I have been running my Samsung HTQ for a year now. I just wanted to share my experience with the Samsung MIM remote controller to achieve the lowest possible running cost.
Some have complained that the Samsung controller MIM appears to have too high a hysteresis of 2 degC and they have resorted to external thermostats but I think this is a misunderstanding of its operation. The 2 degC tolerance band is an important feature for the Samsung controller to modulate within rather than the inefficiency of on/off operation.
From my own observation I can see the MIM thermostat controller combines water law (weather compensation) with modulation of heat pump output…
If I set the normal rate room temperature to 19C and then at the start of each of the three ‘cosy’ half price periods I set it to 1.5 deg below the main target e.g. 17.5C. It will not turn the heat pump off if the room temperature is still within 2C of target but will instead set a new target progressively modulating the output. This reduces power consumption to 800W by reducing LWT to nearer the lowest weather compensation you have set. This avoids a shutdown so the heat pump runs continuously and efficiently with a higher COP during the normal rate periods and then progressively running harder during low rate periods storing up heat in the building.
Is this what others have found? It does depend on the weather compensation being set correctly and the emitters being balanced for the heat pump. This method of heating the house continuously whilst using mostly half price tariff by modulation is a bit of a game changer for me. It means the average annual cost of heating can be less than 6p/kW when full price electricity is 28p/kW. This is especially true if a you have the benefit of sufficient battery storage to bridge the evening 4pm to 7pm peak rate period.
This works somewhat. But the Samsung controller does not have what I’d call “load compensation”. It cannot adjust the WC curve based on the target room temperature vs actual temperature. Therefore, to make use of Time of Use tariffs in this way, you have to set the WC settings based on the cheap period, where is trying to overheat the property, but this means that during the standard periods, it is still trying to overheat the property, but turns off when it hits a room temperature limit. This is generally a very inefficient way to use a heat pump, but could still save you money.

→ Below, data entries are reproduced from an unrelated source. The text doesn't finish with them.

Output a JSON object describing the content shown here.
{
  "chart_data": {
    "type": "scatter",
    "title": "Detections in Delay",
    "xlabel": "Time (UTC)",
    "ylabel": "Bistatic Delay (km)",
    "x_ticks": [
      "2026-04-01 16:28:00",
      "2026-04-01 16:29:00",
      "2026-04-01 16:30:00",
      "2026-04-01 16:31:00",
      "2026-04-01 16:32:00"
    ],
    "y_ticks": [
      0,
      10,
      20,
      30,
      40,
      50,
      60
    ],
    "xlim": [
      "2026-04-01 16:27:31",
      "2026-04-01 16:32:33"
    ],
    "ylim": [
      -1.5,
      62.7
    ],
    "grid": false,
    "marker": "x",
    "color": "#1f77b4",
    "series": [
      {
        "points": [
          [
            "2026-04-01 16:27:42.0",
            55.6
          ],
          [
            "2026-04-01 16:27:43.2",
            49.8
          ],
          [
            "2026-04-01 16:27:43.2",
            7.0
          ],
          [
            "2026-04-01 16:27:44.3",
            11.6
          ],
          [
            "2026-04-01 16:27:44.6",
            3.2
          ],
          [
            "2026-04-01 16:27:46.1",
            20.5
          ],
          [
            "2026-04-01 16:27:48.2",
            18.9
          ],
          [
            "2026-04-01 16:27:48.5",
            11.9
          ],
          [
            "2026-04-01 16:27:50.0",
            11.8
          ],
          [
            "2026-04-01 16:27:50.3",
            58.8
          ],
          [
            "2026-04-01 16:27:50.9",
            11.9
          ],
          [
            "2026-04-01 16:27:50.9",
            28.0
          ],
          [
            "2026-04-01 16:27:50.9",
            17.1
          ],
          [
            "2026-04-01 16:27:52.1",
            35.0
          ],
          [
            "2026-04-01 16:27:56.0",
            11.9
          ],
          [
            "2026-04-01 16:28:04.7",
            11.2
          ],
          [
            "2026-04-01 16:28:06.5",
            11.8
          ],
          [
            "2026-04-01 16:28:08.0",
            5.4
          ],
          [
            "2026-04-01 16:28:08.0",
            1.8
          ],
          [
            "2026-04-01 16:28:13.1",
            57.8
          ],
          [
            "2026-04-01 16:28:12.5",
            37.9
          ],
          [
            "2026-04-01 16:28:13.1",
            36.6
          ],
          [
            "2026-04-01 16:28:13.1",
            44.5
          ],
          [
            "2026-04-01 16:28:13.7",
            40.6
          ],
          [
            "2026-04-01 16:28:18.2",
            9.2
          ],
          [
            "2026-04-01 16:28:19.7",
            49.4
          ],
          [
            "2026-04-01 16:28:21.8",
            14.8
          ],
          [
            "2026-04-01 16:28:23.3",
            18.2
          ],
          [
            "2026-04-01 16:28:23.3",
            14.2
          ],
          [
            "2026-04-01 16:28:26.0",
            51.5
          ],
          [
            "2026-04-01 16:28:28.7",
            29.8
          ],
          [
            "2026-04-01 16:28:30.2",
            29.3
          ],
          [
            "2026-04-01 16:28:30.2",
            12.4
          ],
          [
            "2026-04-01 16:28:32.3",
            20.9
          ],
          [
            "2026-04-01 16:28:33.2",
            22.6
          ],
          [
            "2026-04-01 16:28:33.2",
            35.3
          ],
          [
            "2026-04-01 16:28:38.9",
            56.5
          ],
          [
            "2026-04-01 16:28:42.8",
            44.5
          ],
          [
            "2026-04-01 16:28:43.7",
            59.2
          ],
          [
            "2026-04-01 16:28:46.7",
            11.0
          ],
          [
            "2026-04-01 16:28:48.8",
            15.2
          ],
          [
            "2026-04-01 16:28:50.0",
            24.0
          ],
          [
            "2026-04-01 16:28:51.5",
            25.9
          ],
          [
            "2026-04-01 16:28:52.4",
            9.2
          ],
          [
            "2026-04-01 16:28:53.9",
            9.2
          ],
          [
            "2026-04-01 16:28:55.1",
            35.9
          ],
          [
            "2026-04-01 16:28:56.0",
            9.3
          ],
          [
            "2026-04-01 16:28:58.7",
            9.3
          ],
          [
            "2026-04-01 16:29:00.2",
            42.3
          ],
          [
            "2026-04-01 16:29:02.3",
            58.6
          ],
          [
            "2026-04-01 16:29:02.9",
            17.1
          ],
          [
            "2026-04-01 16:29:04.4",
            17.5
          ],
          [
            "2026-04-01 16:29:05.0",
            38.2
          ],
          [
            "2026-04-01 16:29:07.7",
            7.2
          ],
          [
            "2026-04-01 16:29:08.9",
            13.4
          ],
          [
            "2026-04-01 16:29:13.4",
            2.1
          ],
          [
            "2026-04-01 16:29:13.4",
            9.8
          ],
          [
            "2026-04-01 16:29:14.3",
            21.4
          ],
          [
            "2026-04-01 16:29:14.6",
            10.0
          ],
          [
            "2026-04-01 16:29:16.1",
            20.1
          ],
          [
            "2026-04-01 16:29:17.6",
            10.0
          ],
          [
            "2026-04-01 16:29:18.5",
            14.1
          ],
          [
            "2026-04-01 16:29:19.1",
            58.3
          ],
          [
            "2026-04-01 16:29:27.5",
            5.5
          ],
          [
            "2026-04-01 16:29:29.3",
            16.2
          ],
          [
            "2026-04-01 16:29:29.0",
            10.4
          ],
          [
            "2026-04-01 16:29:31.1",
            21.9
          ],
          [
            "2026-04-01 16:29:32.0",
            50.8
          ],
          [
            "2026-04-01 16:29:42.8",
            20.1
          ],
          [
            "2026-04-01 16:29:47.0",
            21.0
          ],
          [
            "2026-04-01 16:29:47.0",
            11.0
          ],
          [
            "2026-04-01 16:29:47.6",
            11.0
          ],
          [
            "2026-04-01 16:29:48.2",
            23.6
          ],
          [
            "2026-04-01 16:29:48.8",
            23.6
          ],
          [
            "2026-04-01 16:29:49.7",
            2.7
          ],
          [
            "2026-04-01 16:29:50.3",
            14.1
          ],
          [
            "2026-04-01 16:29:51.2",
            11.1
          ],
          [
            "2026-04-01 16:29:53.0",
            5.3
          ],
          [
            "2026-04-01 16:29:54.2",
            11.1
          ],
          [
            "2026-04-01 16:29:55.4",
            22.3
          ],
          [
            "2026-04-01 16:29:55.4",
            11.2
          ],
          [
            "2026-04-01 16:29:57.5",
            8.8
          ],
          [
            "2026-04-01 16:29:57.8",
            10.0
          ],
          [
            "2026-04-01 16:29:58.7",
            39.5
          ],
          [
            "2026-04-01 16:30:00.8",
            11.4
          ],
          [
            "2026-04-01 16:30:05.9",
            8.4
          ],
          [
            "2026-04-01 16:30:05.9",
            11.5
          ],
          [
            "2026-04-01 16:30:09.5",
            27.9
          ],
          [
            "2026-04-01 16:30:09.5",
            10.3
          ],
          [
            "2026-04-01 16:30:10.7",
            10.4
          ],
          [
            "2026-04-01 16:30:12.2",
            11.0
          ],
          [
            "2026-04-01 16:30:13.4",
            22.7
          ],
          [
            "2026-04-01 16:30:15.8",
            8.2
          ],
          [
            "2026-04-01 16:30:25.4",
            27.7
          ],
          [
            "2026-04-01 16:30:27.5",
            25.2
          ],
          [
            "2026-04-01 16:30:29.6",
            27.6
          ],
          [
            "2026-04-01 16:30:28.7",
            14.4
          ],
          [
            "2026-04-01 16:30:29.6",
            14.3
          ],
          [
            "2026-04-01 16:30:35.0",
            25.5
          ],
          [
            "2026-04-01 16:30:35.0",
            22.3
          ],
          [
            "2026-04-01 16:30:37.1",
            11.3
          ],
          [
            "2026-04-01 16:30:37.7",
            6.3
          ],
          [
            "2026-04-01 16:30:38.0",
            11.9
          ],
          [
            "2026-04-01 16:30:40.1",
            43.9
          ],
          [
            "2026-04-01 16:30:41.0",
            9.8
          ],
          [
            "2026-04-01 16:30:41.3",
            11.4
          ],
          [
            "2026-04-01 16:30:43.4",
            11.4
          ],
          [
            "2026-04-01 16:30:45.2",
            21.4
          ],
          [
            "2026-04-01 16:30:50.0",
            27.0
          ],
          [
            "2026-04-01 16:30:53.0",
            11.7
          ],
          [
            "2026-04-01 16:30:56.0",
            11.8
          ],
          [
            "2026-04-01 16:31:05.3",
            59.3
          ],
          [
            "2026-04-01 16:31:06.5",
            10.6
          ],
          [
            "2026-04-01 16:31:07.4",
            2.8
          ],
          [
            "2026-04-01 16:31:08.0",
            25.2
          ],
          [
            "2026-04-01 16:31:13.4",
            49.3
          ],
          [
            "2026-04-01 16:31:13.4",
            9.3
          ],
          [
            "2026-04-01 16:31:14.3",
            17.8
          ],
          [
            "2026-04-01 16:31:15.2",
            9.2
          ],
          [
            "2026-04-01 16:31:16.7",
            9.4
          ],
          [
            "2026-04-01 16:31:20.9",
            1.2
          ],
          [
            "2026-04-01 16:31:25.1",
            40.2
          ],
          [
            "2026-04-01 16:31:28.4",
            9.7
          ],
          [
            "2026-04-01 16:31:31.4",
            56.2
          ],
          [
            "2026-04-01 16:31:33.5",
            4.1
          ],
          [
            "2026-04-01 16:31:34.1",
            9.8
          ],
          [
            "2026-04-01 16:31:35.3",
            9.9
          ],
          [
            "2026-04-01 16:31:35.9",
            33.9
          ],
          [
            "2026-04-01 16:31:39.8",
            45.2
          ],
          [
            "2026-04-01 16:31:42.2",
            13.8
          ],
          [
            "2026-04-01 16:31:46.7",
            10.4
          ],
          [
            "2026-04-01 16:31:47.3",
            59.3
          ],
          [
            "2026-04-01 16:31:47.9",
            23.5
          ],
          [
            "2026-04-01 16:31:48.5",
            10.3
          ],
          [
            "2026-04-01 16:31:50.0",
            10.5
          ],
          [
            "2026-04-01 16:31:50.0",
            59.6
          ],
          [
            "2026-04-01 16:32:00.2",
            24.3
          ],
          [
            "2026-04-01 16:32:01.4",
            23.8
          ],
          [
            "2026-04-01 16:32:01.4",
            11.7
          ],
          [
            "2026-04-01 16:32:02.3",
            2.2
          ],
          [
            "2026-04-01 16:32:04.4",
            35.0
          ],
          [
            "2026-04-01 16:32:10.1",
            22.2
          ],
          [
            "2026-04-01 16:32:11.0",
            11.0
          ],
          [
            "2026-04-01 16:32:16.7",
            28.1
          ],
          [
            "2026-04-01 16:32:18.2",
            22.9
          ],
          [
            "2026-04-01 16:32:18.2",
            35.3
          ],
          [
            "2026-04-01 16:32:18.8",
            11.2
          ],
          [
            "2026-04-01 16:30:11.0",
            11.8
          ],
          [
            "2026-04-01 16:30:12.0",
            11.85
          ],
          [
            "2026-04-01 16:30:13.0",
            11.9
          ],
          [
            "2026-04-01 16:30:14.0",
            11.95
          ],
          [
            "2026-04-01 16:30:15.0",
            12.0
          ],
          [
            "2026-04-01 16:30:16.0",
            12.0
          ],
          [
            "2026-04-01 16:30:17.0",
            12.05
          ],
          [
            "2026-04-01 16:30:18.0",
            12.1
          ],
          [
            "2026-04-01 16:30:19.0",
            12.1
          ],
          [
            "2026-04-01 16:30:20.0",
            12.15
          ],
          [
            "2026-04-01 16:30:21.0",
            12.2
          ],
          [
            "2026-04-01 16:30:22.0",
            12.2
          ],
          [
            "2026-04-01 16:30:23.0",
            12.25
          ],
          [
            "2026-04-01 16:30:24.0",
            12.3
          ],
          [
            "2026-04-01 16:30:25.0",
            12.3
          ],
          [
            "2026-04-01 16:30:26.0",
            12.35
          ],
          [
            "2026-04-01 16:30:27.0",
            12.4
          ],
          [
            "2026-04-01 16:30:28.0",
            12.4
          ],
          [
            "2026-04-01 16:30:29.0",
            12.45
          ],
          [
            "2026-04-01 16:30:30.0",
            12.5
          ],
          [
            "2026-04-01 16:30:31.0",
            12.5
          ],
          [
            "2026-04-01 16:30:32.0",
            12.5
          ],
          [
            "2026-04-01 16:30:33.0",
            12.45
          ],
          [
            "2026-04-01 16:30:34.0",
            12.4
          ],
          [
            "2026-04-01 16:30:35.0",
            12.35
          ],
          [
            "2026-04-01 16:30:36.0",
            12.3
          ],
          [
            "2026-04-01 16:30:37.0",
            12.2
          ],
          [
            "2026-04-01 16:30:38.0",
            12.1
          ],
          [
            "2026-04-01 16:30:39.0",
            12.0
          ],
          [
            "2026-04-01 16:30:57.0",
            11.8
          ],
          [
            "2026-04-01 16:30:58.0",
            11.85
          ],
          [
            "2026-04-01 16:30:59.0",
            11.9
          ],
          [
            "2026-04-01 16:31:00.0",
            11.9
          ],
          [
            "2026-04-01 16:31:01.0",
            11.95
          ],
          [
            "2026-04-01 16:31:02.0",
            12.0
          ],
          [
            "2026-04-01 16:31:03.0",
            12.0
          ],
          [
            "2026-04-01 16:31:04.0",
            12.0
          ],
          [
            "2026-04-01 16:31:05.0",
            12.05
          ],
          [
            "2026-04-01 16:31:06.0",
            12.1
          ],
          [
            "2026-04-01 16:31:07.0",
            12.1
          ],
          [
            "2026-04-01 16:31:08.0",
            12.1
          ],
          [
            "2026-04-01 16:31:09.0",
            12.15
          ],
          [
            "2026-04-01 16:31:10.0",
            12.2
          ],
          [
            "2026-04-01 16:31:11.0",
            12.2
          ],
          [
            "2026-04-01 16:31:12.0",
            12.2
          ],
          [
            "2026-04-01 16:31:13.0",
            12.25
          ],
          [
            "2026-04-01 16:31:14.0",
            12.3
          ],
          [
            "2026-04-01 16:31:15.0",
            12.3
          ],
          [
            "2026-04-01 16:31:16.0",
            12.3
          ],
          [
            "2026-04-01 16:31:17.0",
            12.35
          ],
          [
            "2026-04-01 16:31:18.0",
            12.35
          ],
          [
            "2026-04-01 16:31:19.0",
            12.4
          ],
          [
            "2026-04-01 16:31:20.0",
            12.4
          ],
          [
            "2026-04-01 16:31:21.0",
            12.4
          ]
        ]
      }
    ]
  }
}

An alternative method is to use AUTO & Water Outlet temperature mode, instead of Indoor Temperature mode. Which uses pure weather compensation, and ignores the indoor thermostat completely.

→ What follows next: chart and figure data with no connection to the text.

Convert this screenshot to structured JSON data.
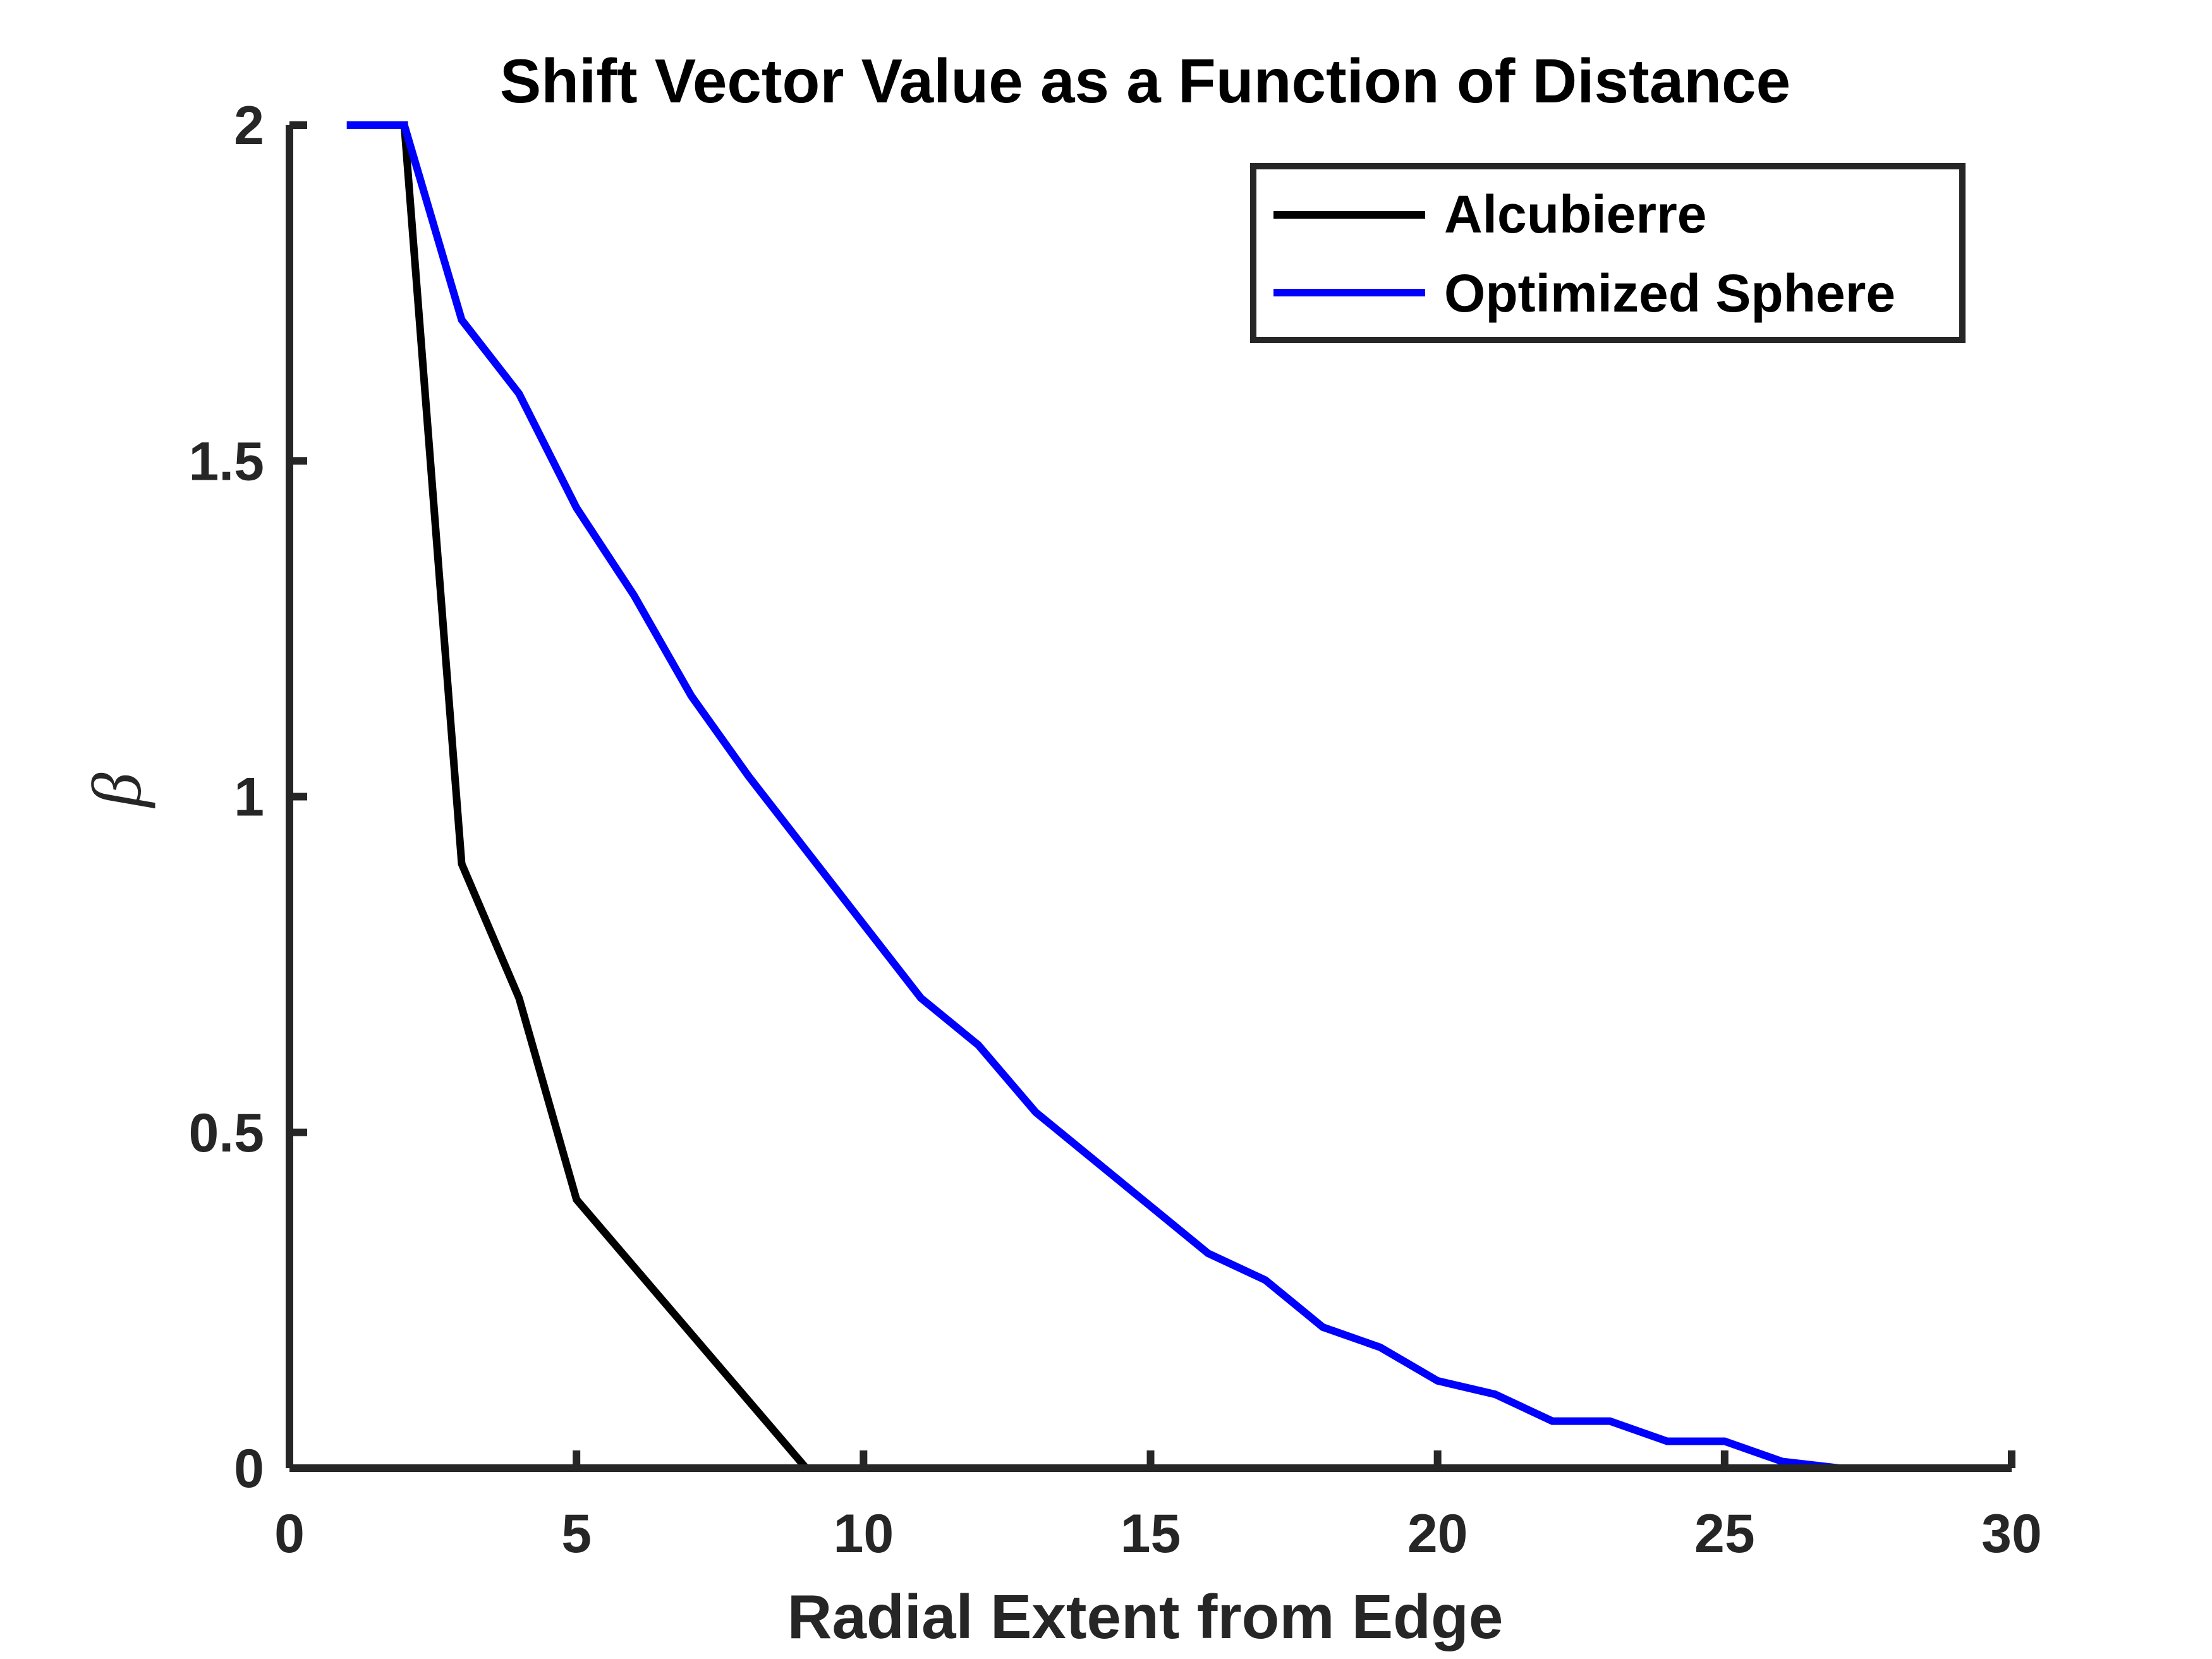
{
  "chart_data": {
    "type": "line",
    "title": "Shift Vector Value as a Function of Distance",
    "xlabel": "Radial Extent from Edge",
    "ylabel": "β",
    "xlim": [
      0,
      30
    ],
    "ylim": [
      0,
      2
    ],
    "xticks": [
      0,
      5,
      10,
      15,
      20,
      25,
      30
    ],
    "xtick_labels": [
      "0",
      "5",
      "10",
      "15",
      "20",
      "25",
      "30"
    ],
    "yticks": [
      0,
      0.5,
      1,
      1.5,
      2
    ],
    "ytick_labels": [
      "0",
      "0.5",
      "1",
      "1.5",
      "2"
    ],
    "grid": false,
    "legend_position": "top-right",
    "series": [
      {
        "name": "Alcubierre",
        "color": "#000000",
        "x": [
          1,
          2,
          3,
          4,
          5,
          6,
          7,
          8,
          9,
          10,
          11,
          12,
          13,
          14,
          15,
          16,
          17,
          18,
          19,
          20,
          21,
          22,
          23,
          24,
          25,
          26,
          27
        ],
        "y": [
          2,
          2,
          0.9,
          0.7,
          0.4,
          0.3,
          0.2,
          0.1,
          0,
          0,
          0,
          0,
          0,
          0,
          0,
          0,
          0,
          0,
          0,
          0,
          0,
          0,
          0,
          0,
          0,
          0,
          0
        ]
      },
      {
        "name": "Optimized Sphere",
        "color": "#0000ff",
        "x": [
          1,
          2,
          3,
          4,
          5,
          6,
          7,
          8,
          9,
          10,
          11,
          12,
          13,
          14,
          15,
          16,
          17,
          18,
          19,
          20,
          21,
          22,
          23,
          24,
          25,
          26,
          27
        ],
        "y": [
          2,
          2,
          1.71,
          1.6,
          1.43,
          1.3,
          1.15,
          1.03,
          0.92,
          0.81,
          0.7,
          0.63,
          0.53,
          0.46,
          0.39,
          0.32,
          0.28,
          0.21,
          0.18,
          0.13,
          0.11,
          0.07,
          0.07,
          0.04,
          0.04,
          0.01,
          0
        ]
      }
    ]
  }
}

This alone, doesn’t work well with TOU tariffs as you cannot schedule increases or decreases in the WC curve (though you can adjust it manually on the MIM), but you could make use of the Smart Grid feature, which raises the target outlet temperature in 2 steps (see image below of manual). This can be controlled externally with smart relays wired into the controller. For this, you need MIM-E03EN or MIM-E03FN, not MIM-E03CN)
Another alternative is to schedule quiet mode during the standard cost periods. No one seems to fully understand how Quiet mode works, but from some testing I did over the weekend, it seems to lower the water outlet temperate target by 1-2 degrees. The issue with this is that it seems really variable and inconsistent.
I’m on Agile, but am going to be trying the Smart grid idea this winter to give a night time setback. I have a large water volume, so it doesn’t respond well to frequent changes in target flow temperature, and neither does the Samsung controller itself, (which is what I think tripped up Homely when I was using that & the Cosy tariff last winter), but I’m hopeful.
I will look into the smart grid feature. My observations did fool me into thinking the LWT dropped two degrees below the WC curve when I reduced the target temperature but it may have been coincidence. I suppose it is possible to tamper with the external temperature sensor with a pipe heater during peak rates to lower the WC curve. That does interfere with frost protection of course but easy to try out.